# Can I apply Cauchy's integral formula here?

Could any one tell me how and what is the value of $\int_{|z|=2}ze^{3\over z}$ where the contour is oriented in anti clockwise direction. Can I apply Cauchy integral formula here?

What is the Laurent series of $ze^{\frac{3}{z}}$ in a punctured neighborhood of the origin? You know that:

(1) $e^z=\sum_{n=0}^{\infty} \frac{z^n}{n!}$

is the Taylor series for the exponential function and if we substitute $\frac{3}{z}$ in (1), then we obtain:

(2) $e^{\frac{3}{z}}=\sum_{n=-\infty}^{0} \frac{z^n}{3^n n!}$;

the Laurent series of $e^{\frac{3}{z}}$ in a punctured neighborhood of the origin.

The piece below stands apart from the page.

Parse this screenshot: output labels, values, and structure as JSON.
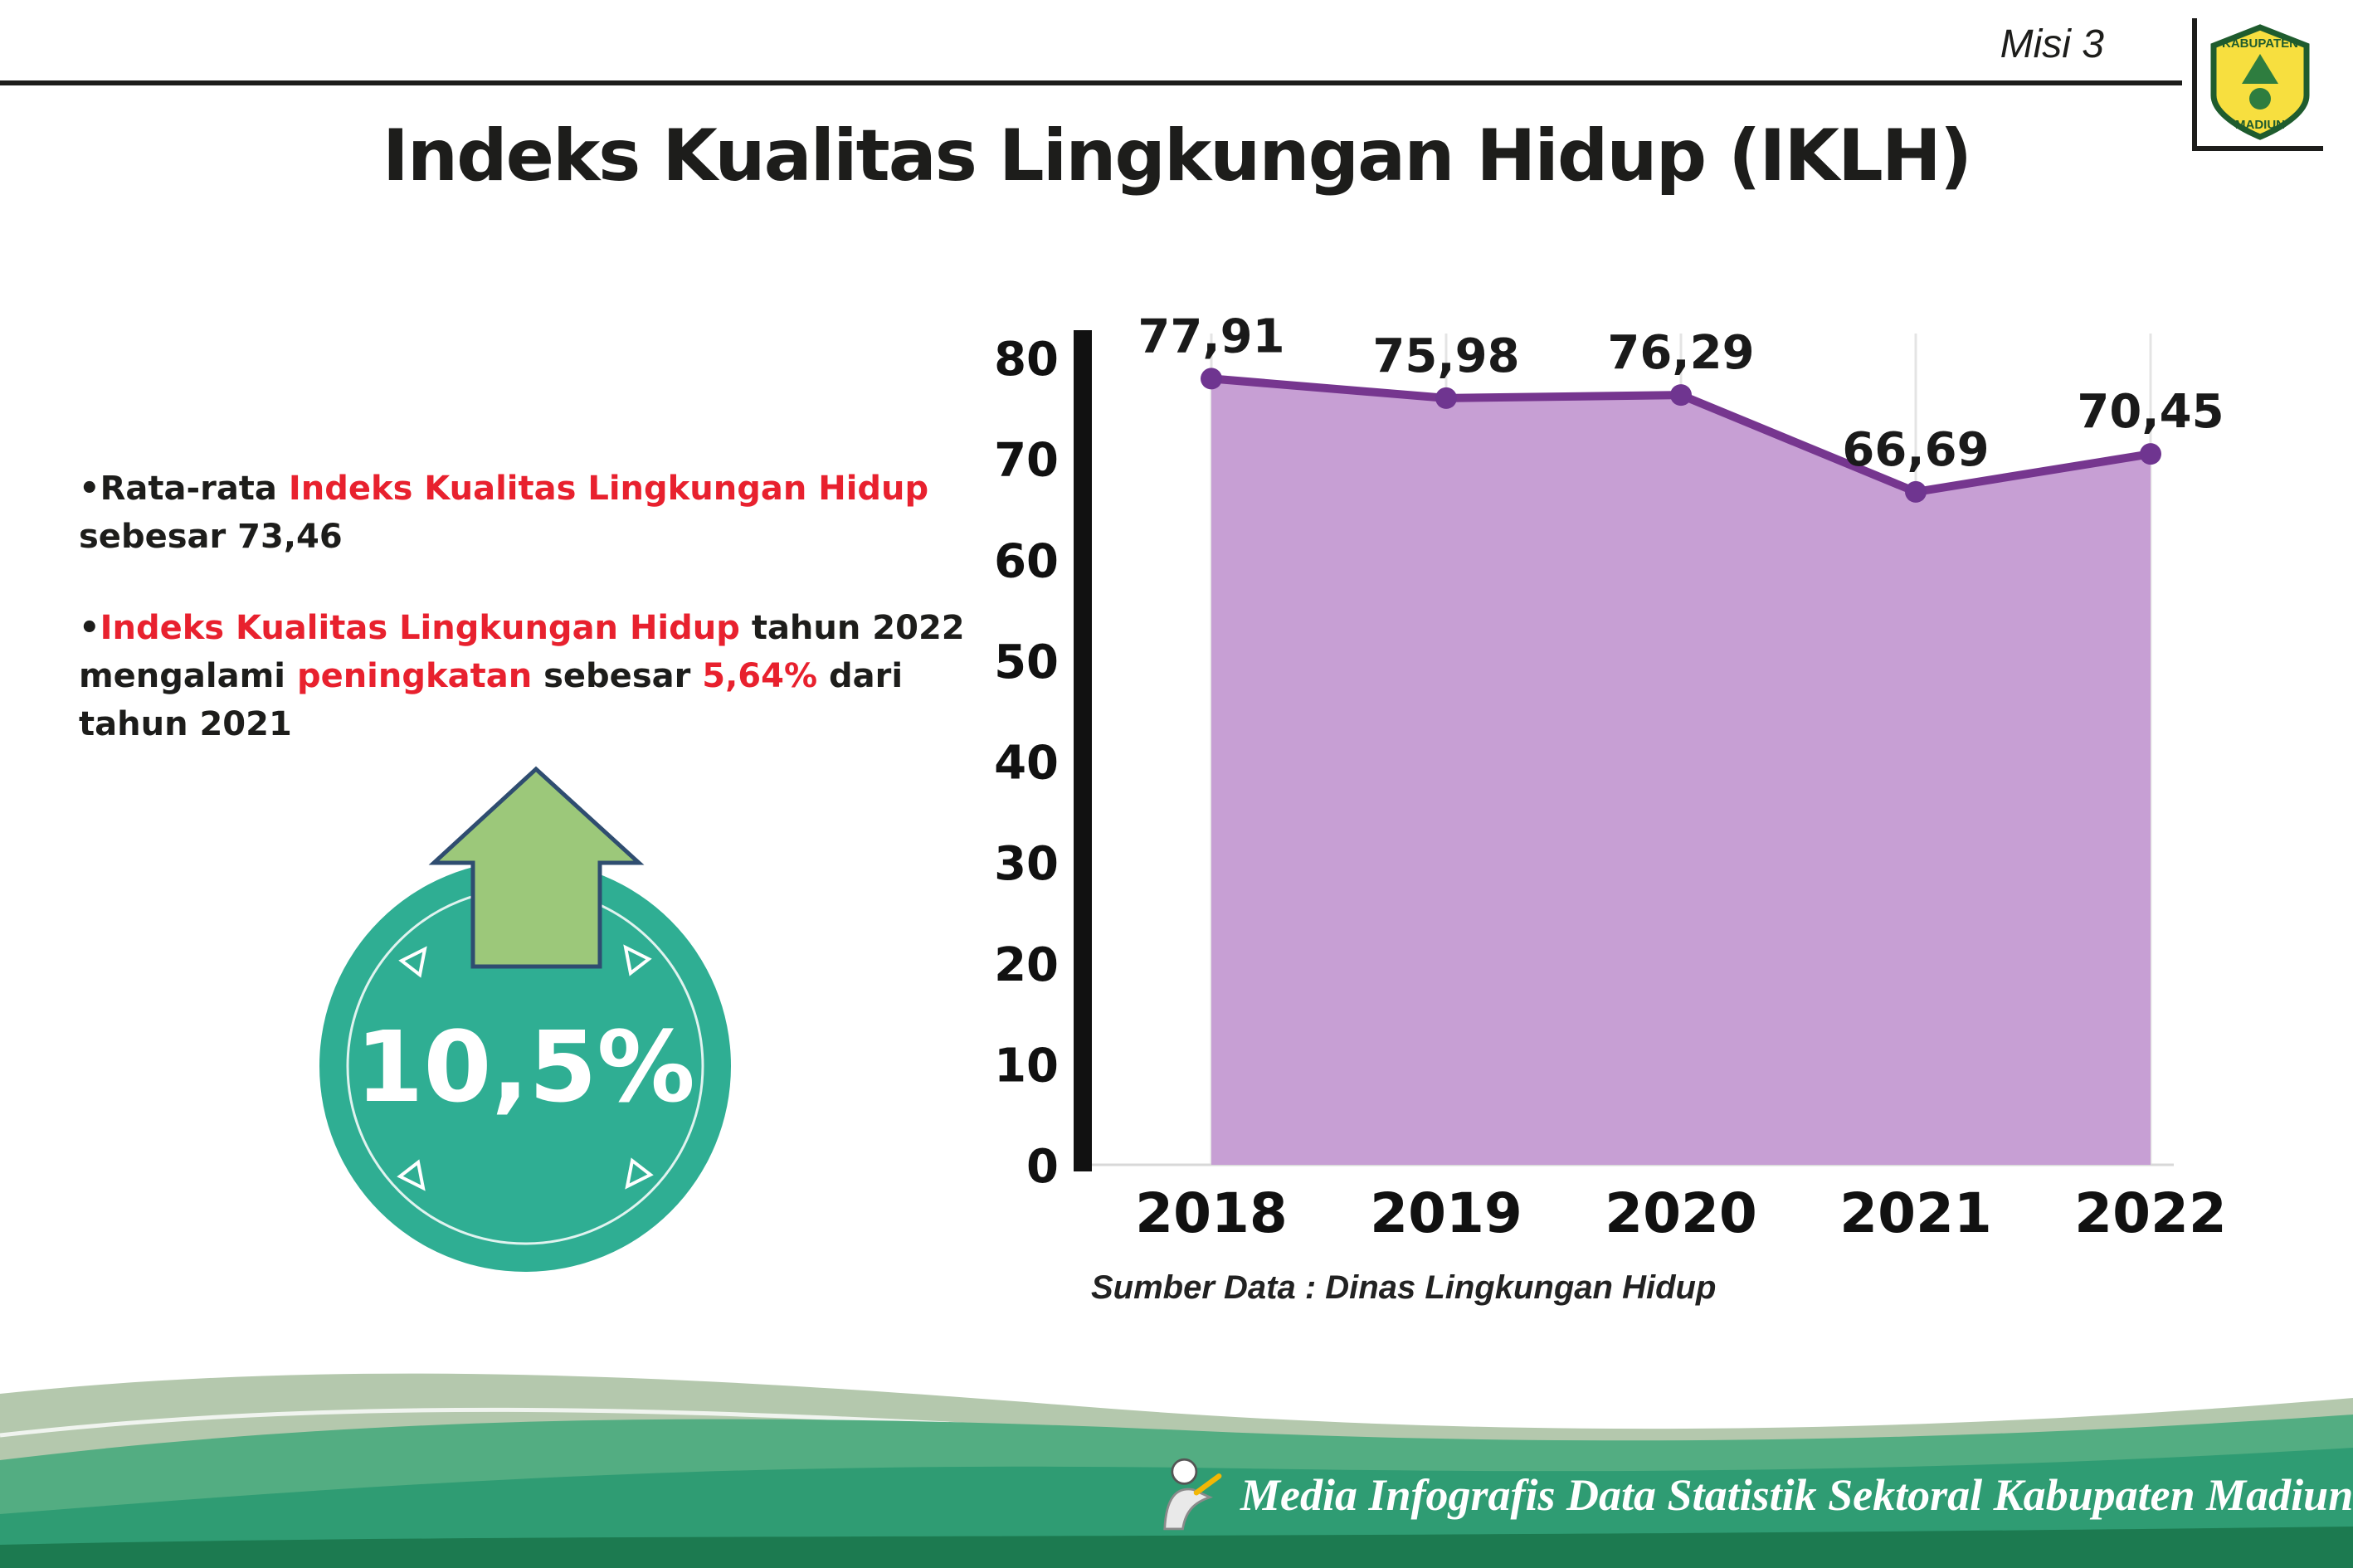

Exercise 1 (easy): Use (2) to determine the Laurent series of $ze^{\frac{3}{z}}$ in a punctured neighborhood of the origin.

Exercise 2: Calculate the residue of $ze^{\frac{3}{z}}$ at $z=0$; it's the coefficient of $\frac{1}{z}$ in the Laurent series of $ze^{\frac{3}{z}}$.

Exercise 3: Apply the Residue theorem!

If you hover your cursor over the grey box directly below, then you'll see the answer that you should get by doing the above computations. (I strongly encourage you to do the calculations yourself and subsequently check your answer by hovering your cursor over the grey box directly below.)

$9\pi i$

I hope this helps!

More precisely the result you want to use is the residue theorem. The theorem applies to essential singularities, as well (as is the case here). Therefore what you need to do is calculate the residue at the origin.